Just three weeks ago in February, Oregon’s Willamette Valley was pummeled by a 50-year ice storm.  Hundreds of thousands of homes lost electricity, as well as phone, cable, and cell service – and many neighborhoods went 10 days or more without electric service. It is important to remember what an electrified home loses without electricity: heat (no baseboard heat, no heat pump), no stove or oven for cooking, no appliances (most importantly, no coffeemaker), no lights, and no hot water. But there were no natural gas interruptions during this time. Homes with natural gas could still use their gas fireplaces for heat, their gas stoves to cook, and had hot water from their gas water heaters (think hot showers in a cold house). Why is this? The natural gas system is inherently reliable AND resilient.

It’s important to understand the difference between resilience and reliability. The terms are often referenced together or even used interchangeably, but they are very different. As described in a recent report by the American Gas Foundation, “resilience is defined as a system’s ability to prevent, withstand, adapt to, and quickly recover from a high-impact, low-likelihood event such as a major disruption in a transmission pipeline. In comparison, reliability refers to a systems’ ability to maintain energy delivery under standard operating conditions, such as the standard fluctuations in demand and supply.” So, when we are discussing how the natural gas system performs during a severe ice storm, we are discussing resilience.

The natural gas industry’s resilience can be tested by its ability to prepare for and adapt to changing conditions and withstand and recover rapidly from disruptions, as well as withstand and recover from deliberate attacks, accidents, or naturally occurring threats or incidents.

Ultimately, the greatest test of resilience is whether a utility’s commitments to customers can be met regardless of the degree of stress that is caused by a weather event.

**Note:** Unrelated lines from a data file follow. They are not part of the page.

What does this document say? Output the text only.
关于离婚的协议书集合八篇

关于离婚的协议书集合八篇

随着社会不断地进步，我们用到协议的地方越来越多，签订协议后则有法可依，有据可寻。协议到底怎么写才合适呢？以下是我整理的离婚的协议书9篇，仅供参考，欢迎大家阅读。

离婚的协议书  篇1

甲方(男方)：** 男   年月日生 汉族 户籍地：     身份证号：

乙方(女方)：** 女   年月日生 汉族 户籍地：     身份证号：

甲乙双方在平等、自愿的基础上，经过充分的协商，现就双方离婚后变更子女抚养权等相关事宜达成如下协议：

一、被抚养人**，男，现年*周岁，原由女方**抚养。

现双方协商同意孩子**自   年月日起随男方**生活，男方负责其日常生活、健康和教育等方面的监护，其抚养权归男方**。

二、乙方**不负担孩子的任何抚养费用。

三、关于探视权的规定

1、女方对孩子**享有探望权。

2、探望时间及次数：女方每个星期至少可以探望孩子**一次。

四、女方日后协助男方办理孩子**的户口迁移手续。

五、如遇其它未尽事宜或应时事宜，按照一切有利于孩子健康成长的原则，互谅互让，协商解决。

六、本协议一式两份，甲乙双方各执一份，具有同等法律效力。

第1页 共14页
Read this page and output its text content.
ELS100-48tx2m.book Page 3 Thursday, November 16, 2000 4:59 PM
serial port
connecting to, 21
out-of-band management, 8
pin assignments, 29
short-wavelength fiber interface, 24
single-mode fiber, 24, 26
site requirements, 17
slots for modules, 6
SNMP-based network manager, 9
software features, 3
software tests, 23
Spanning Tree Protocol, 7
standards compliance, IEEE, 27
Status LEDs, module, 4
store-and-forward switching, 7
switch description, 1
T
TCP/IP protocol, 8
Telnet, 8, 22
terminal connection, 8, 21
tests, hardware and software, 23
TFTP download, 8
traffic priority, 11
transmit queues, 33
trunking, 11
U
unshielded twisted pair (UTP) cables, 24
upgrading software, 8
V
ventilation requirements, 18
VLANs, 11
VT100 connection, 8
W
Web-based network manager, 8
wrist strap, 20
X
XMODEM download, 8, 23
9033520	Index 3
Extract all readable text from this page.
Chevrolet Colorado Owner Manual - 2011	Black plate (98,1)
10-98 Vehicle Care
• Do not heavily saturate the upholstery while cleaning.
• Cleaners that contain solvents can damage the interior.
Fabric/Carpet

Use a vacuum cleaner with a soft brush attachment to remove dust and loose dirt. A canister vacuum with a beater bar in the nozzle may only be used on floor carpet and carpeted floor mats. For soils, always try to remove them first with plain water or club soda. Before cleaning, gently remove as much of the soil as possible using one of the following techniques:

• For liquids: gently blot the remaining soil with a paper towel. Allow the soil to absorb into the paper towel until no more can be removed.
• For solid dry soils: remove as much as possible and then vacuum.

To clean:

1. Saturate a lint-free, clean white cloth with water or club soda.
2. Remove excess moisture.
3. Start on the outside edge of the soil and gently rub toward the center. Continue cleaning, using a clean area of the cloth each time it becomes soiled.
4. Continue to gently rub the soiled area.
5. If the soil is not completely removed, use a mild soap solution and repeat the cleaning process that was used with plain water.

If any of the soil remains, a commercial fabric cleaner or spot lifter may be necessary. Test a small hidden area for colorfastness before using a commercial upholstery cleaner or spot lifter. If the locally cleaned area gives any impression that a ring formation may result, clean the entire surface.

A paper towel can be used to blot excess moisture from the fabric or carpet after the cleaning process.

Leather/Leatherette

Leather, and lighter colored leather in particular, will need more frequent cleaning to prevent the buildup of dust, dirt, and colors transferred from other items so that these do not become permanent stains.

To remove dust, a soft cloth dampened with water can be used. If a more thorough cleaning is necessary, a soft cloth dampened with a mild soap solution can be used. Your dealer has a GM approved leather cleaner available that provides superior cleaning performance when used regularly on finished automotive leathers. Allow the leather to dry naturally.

Despite some of nature’s harshest conditions, during the Oregon Ice Storm of 2021, the natural gas industry passed this test with flying colors, proving both exceedingly reliable and resilient.

Resilience was demonstrated through the continued service and availability of natural gas despite threatening weather and outages on the electric grid.

It is exactly this resilience that makes natural gas the perfect complement to electricity in providing warmth and light to homes and businesses in the Pacific Northwest.  And gas is a natural part of the region’s move to decarbonize, providing stability, reliability, and resilience.